Yes. Absolutely. She’s great.

She’s the princess and you’re the queen. She said that.

That’s very good (Laughs). We like it that way. No seriously though, I think she’s great, lovely. Is she doing better, do you know? I hope so.

I hope so too. I’ve just noticed you haven’t got your sling. How are you?

Yeah, I took it off two days ago. My left arm is flapping around like a chicken wing and I don’t have any strength right now. I’m starting rehab tomorrow so I’m very excited. My collarbone’s not completely healed so I’m wearing my pain patch. Have you heard of pain patches? They’re really good.

Your accident was a bit of a shock.
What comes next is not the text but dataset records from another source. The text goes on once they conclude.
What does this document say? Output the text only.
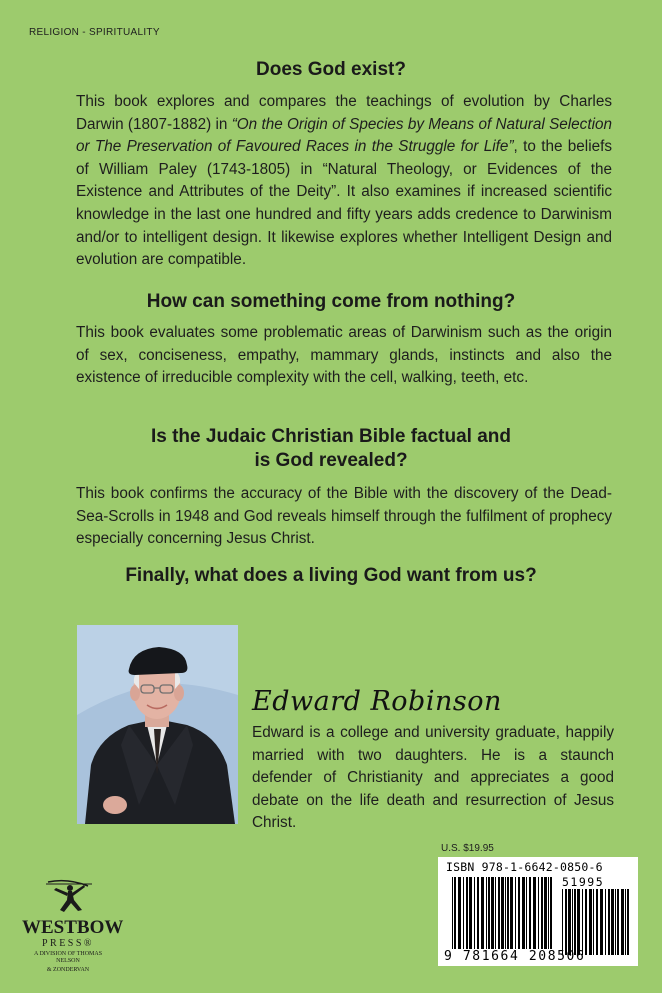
RELIGION - SPIRITUALITY
Does God exist?
This book explores and compares the teachings of evolution by Charles Darwin (1807-1882) in “On the Origin of Species by Means of Natural Selection or The Preservation of Favoured Races in the Struggle for Life”, to the beliefs of William Paley (1743-1805) in “Natural Theology, or Evidences of the Existence and Attributes of the Deity”. It also examines if increased scientific knowledge in the last one hundred and fifty years adds credence to Darwinism and/or to intelligent design. It likewise explores whether Intelligent Design and evolution are compatible.
How can something come from nothing?
This book evaluates some problematic areas of Darwinism such as the origin of sex, conciseness, empathy, mammary glands, instincts and also the existence of irreducible complexity with the cell, walking, teeth, etc.
Is the Judaic Christian Bible factual and
is God revealed?
This book confirms the accuracy of the Bible with the discovery of the Dead-Sea-Scrolls in 1948 and God reveals himself through the fulfilment of prophecy especially concerning Jesus Christ.
Finally, what does a living God want from us?
Edward Robinson
Edward is a college and university graduate, happily married with two daughters. He is a staunch defender of Christianity and appreciates a good debate on the life death and resurrection of Jesus Christ.
U.S. $19.95
ISBN 978-1-6642-0850-6
51995
9 781664 208506
WESTBOW
PRESS®
A DIVISION OF THOMAS NELSON
& ZONDERVAN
We kind of think of you as being invincible.

Well yeah. I think of myself that way too and I wasn’t even meant to be riding that horse. It wasn’t my horse. It was a gift for my birthday and someone said I should try it so I did and I was literally on it for a minute and got thrown off.

What’s happened to it? I read it had been smuggled out and re-housed in a foreign stable before the press chased it, on the witness protection scheme or something.

No, that wasn’t true either. It just went back to its original stable where it came from. I want to get back on a horse but my manager has said not until I’ve done all the promo stuff for the album (laughs). I’m doing the video in the next couple of weeks, it’s very exciting.

Wasn’t Davis La Chappelle meant to be doing the ‘Hung Up’ video? What happened?

We had creative differences.

You’re still friends though?

Yes of course! I’d love to work with him. He just wanted to make the video in a documentary style but I just did that and I want this to be all about dance.

How are you going to dance with your damaged collarbone?

Watch me. I’m going to invent some new dance move that doesn’t use the bad bits. I’m still a tough girl.

There’s a lyric in ‘Take it or Leave it’ on the new album where you say ‘people always talk about me, they’re never very nice’ and I know you don’t read the papers so you don’t get all the good stuff either. You must know how much you’ve inspired people. People do say nice things.

They don’t get printed.

Some of them do.

They do?

Well maybe it’s naff to go on about people all the time.

Is it? Why?

Maybe it’s just easier to be nasty.

Yeah, well, hate sells. (Pauses). I mean I do see it when I go on stage and I see all the faces. That’s always nice. I connect to people and I’m aware of it moving from city to city. And I feel very loved. But because I don’t read stuff because there’s so much hate I don’t want to read it ‘cos I don’t want to be poisoned by it. So you end up, I suppose, not getting some of the good stuff and it’s not until you come into contact with people that you become aware of it.

In the song ‘How High’ you ask ‘Will it matter when I’m gone, should I carry on?’ Do you seriously consider stopping?

(Firmly) No. It’s just a rhetorical question. I’m going to carry on doing my thing. Who knows what the future holds for me?

Lola’s going to become a superstar and will be doing PA’s at G.A.Y.

Oh, dear. Yes. (Laughs). Yes!

*****

We’ve had far longer than the hour we were due and it’s time to go. She gets up and lithely descends the precarious steps. I wait so as to avert the possibility of falling on top of her. “I don’t want to fall on you and break any more bones.”

“No, please don’t,” she says with a warm laugh.

It makes me wonder what I was worried about, and then I remember all the headlines and stories and gossip. Journalists have rarely been kind upon meeting her. I guess you get what you give. For me, anyway, she offered the ultimate paradox of modern culture. There’s craziness, some she’s brought upon herself undoubtedly and some that’s been put upon her, but to me it seems that the biggest star in the world is just a woman with, in many ways, simple, uncomplicated needs: to connect, to laugh, to have fun, to be loved, to feel secure; exactly the same as you and me.

She wasn’t nasty or rude, just awake, open and alive and, well, a bit of a laugh really. That might not be what you want to hear of course, we want chutzpah, spunk, someone to tell us to fuck off so we can complain and be in love and in awe and disgusted all at the same time, a justification of all the flashbulbs and magazines and concert tickets we’ve ever bought. It says more about us, of course, than it does her. I could be wrong, it could all be an act, but I don’t think so.